The driest of the lot was a lemming sheltering under the ground-sheet.
We had a long, hard walk back down to the road, but luckily we were going down that day anyway, and I had a spare sleeping-bag in the car. The weather turned bright and quite hot again too, so I could dry everything over the next day or so.
++++
That was only bad weather on a couple of days on holiday though; and I was able to recover the situation.
Far worse was the Winter of 1962-3, when even Southern England was gripped by a very unusually severe blizzard and the snow lay for quite some time.
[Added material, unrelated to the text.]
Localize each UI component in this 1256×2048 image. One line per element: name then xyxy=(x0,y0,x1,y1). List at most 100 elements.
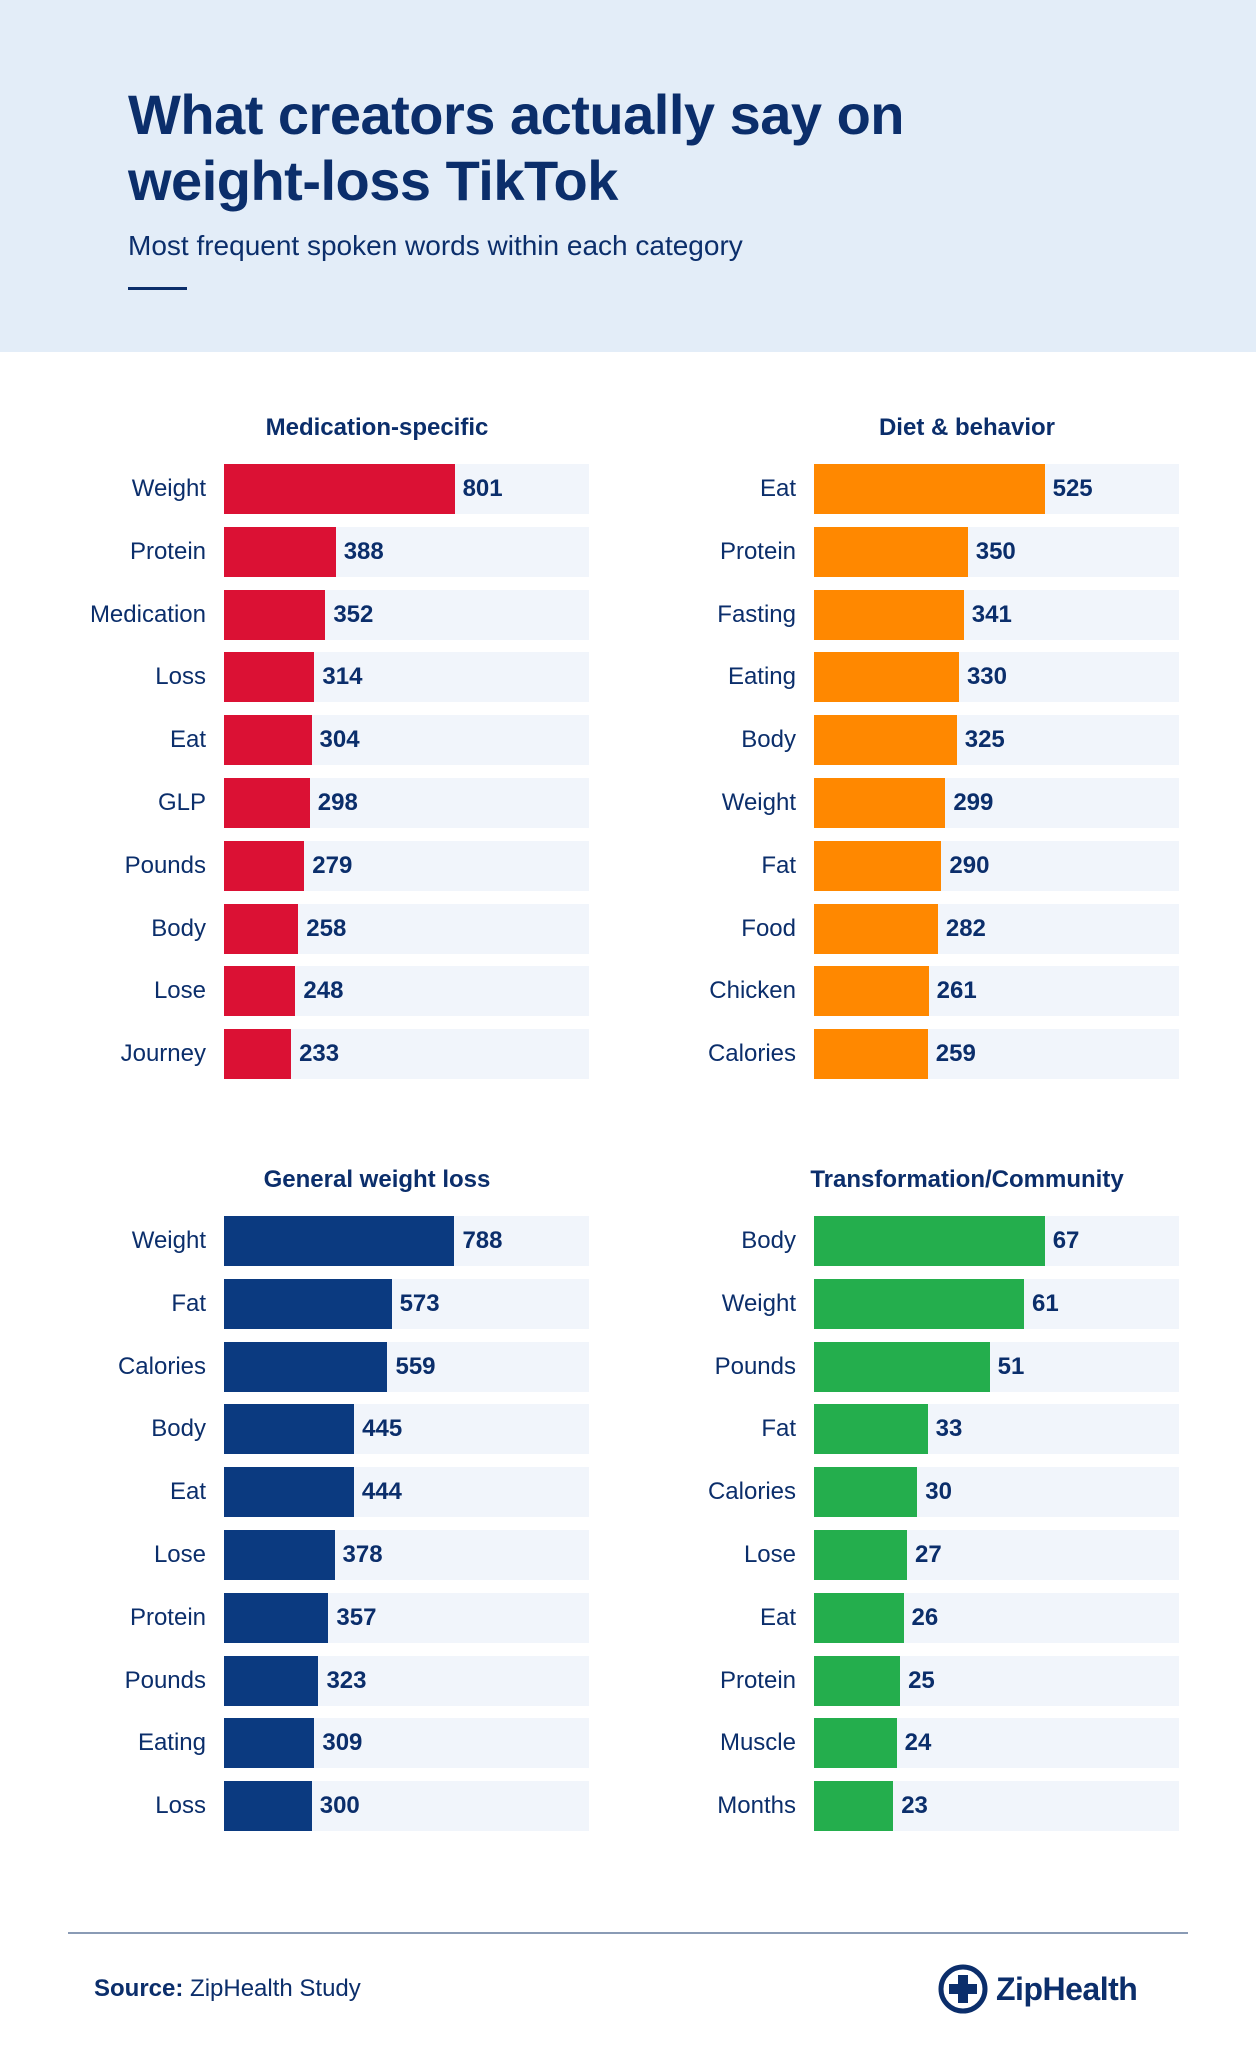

Two people died in their car not far from our town - trapped by drifts, they tried to keep warm by leaving the engine running, and were poisoned by the exhaust fumes.
Your first recounting reminds me of being in the USMC Northern Training Area in Okinawa, Japan. My unit was on a field exercise when a monsoon rain hit us overnight. When we woke up the next morning, it looked as if we had tried to go whitewater rafting in sleeping bags in six inches of mud. It washed half of our equipment downhill, and we were left high and wet like soaked rats.